One Identity Active Roles allows you to easily and securely manage Active Directory (AD), Entra ID and M365 Identity objects. While Active Roles stores its log messages into Windows Event Log, most log management and log analytics applications expect to receive log messages over the syslog protocol. This is where syslog-ng Premium Edition (PE) can help you. The syslog-ng Windows Agent can collect and forward Active Roles log messages from Windows Event Log, while the syslog-ng server can collect, process, store and forward Active Roles log messages to multiple destinations.
Installing syslog-ng PE together with Active Roles has many advantages, one of which is central log collection. This means that you do not have to log in to individual hosts to check logs, but instead can view logs from every host in a single location. This also enhances security, as logs are available even when they disappear from the original location due to a hardware failure or security incident.
From this blog, you can learn how to configure the syslog-ng Windows Agent to collect and forward Active Roles log messages from Windows Event Log, and how to parse and store the incoming log messages on the syslog-ng server side.
Before you begin
If you want to test the configuration described in this blog, you will need 2-4 hosts. Installing Active Roles needs 1-3 Windows Server machines, while the syslog-ng PE server needs a supported Linux host. Describing system requirements and the installation processes are not in the scope of this blog. Contact One Identity at https://www.syslog-ng.com/register/115582/ to receive a trial version of syslog-ng Premium Edition and help to get started. For Active Roles, you can reach One Identity at https://www.oneidentity.com/register/62175/.
Configuring the syslog-ng Windows Agent
You can configure the syslog-ng Windows Agent either during installation, or any time after that. If you configure the Agent after installation, start the “Configure syslog-ng Agent for Windows” application. Then, in both cases, go to “Eventlog Sources” and double-click “Event Containers”. You should add a new container here, with the container name set to “ARAdminService”.
Next, go to Destinations and add a new server. On the server tab, set the server name or IP address, where the syslog-ng PE server is installed. On the messages tab, set the event message template to:
${EVENT_MSG_XML}
Yes, I know, XML is ugly and not easily human-readable. However, you will see the benefits of this choice as soon as we also configure the XML parser on the syslog-ng server side.
Once you finished configuring the syslog-ng Windows Agent, restart it. You can do so from the Start menu, by using net commands, or from the Services application.
Configuring the syslog-ng PE server
The default syslog-ng PE configuration only collects local log messages.
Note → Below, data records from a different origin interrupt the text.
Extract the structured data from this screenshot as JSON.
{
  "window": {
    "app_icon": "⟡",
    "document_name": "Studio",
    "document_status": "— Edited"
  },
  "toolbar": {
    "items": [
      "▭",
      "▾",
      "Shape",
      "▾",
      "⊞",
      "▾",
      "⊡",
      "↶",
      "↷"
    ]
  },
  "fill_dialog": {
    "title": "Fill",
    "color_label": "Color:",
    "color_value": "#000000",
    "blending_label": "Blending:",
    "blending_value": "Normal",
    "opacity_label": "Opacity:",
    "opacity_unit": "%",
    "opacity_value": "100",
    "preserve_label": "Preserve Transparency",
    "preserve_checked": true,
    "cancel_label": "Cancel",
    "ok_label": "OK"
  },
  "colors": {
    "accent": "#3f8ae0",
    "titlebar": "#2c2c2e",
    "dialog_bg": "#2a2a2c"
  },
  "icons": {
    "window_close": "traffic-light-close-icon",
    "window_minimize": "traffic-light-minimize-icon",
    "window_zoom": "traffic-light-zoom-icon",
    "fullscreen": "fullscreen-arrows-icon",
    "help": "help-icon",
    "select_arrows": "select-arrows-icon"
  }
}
For this blog, we extend this base configuration with:
- A network source to collect log messages from Windows hosts.
- An XML parser.
- File destinations to save the incoming log messages.
- A log statement which connects all these building blocks together.
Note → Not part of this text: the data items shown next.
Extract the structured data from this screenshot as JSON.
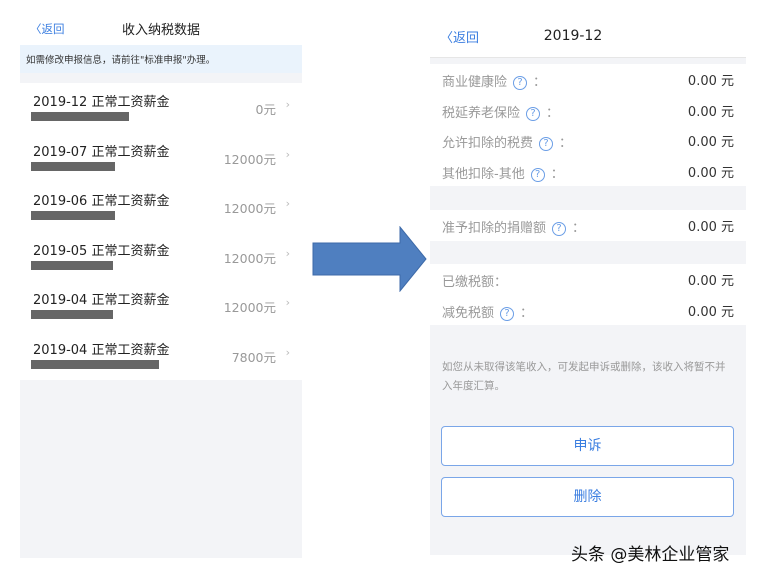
{
  "left": {
    "back": "〈返回",
    "title": "收入纳税数据",
    "notice": "如需修改申报信息，请前往\"标准申报\"办理。",
    "items": [
      {
        "name": "2019-12 正常工资薪金",
        "amount": "0元"
      },
      {
        "name": "2019-07 正常工资薪金",
        "amount": "12000元"
      },
      {
        "name": "2019-06 正常工资薪金",
        "amount": "12000元"
      },
      {
        "name": "2019-05 正常工资薪金",
        "amount": "12000元"
      },
      {
        "name": "2019-04 正常工资薪金",
        "amount": "12000元"
      },
      {
        "name": "2019-04 正常工资薪金",
        "amount": "7800元"
      }
    ]
  },
  "arrow_color": "#4f7fc0",
  "right": {
    "back": "〈返回",
    "title": "2019-12",
    "group1": [
      {
        "label": "商业健康险",
        "value": "0.00 元"
      },
      {
        "label": "税延养老保险",
        "value": "0.00 元"
      },
      {
        "label": "允许扣除的税费",
        "value": "0.00 元"
      },
      {
        "label": "其他扣除-其他",
        "value": "0.00 元"
      }
    ],
    "group2": [
      {
        "label": "准予扣除的捐赠额",
        "value": "0.00 元"
      }
    ],
    "group3": [
      {
        "label": "已缴税额",
        "value": "0.00 元",
        "help": false
      },
      {
        "label": "减免税额",
        "value": "0.00 元",
        "help": true
      }
    ],
    "note": "如您从未取得该笔收入，可发起申诉或删除，该收入将暂不并入年度汇算。",
    "appeal": "申诉",
    "delete": "删除"
  },
  "watermark": "头条 @美林企业管家"
}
You should append the below configuration to your syslog-ng.conf. I describe its four components in more detail below.
# source for Windows clients, RFC5424 source s_win { syslog(port(601)); }; # xml parser for Windows XML logs parser p_xml { xml(prefix('winxml.')); }; # destination for Windows logs destination d_fromwin { file("/var/log/fromwin"); file("/var/log/fromwin.json" template("$(format-json --scope rfc5424 --scope dot-nv-pairs --rekey .* --shift 1 --scope nv-pairs)\n") ); }; # log path for Windows logs log { source(s_win); if ("${PROGRAM}" ne "syslog-ng-agent") { parser(p_xml); }; destination(d_fromwin); };
The s_win source listens on port 601 using the new, RFC5424 syslog protocol. There is no encryption configured in this case to make the testing process easier, but of course it is also supported.
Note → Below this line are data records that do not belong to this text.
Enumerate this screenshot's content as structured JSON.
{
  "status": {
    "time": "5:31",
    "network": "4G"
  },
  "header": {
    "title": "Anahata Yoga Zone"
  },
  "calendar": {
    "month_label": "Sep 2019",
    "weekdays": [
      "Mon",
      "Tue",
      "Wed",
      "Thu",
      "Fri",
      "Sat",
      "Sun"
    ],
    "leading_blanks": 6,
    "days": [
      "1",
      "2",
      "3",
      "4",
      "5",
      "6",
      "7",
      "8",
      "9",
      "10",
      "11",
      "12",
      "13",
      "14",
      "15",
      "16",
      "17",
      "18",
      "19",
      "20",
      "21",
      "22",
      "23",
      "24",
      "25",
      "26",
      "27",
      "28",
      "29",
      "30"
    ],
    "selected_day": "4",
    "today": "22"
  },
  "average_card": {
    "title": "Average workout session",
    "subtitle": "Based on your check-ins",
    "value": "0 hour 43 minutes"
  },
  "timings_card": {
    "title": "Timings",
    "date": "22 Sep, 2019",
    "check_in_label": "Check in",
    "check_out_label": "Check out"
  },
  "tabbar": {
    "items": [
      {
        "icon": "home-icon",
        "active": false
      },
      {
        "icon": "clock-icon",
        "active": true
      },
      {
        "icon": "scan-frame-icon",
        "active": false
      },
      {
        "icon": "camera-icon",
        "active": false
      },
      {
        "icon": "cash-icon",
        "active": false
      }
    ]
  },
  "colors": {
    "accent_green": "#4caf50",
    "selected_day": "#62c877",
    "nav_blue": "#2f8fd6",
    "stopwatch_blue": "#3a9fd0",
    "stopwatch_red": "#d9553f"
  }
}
The next building block in the configuration is an XML parser. The syslog-ng Windows Agent is configured to send Windows event logs in XML format, as it makes it easy to turn log messages into name-value pairs. If you don’t just save your logs to text files, but also want to document stores or filter log messages, then using name-value pairs allows much more precise log message filtering and searching. We will take a closer look at name-value pairs in our next blog post.
The destination called d_fromwin actually includes two file destination drivers. One of them simply writes the incoming log into a file, while the other one writes the name-value pairs parsed from the XML logs into JSON format. You might not need these in your final syslog-ng configuration, but they are very useful while building it.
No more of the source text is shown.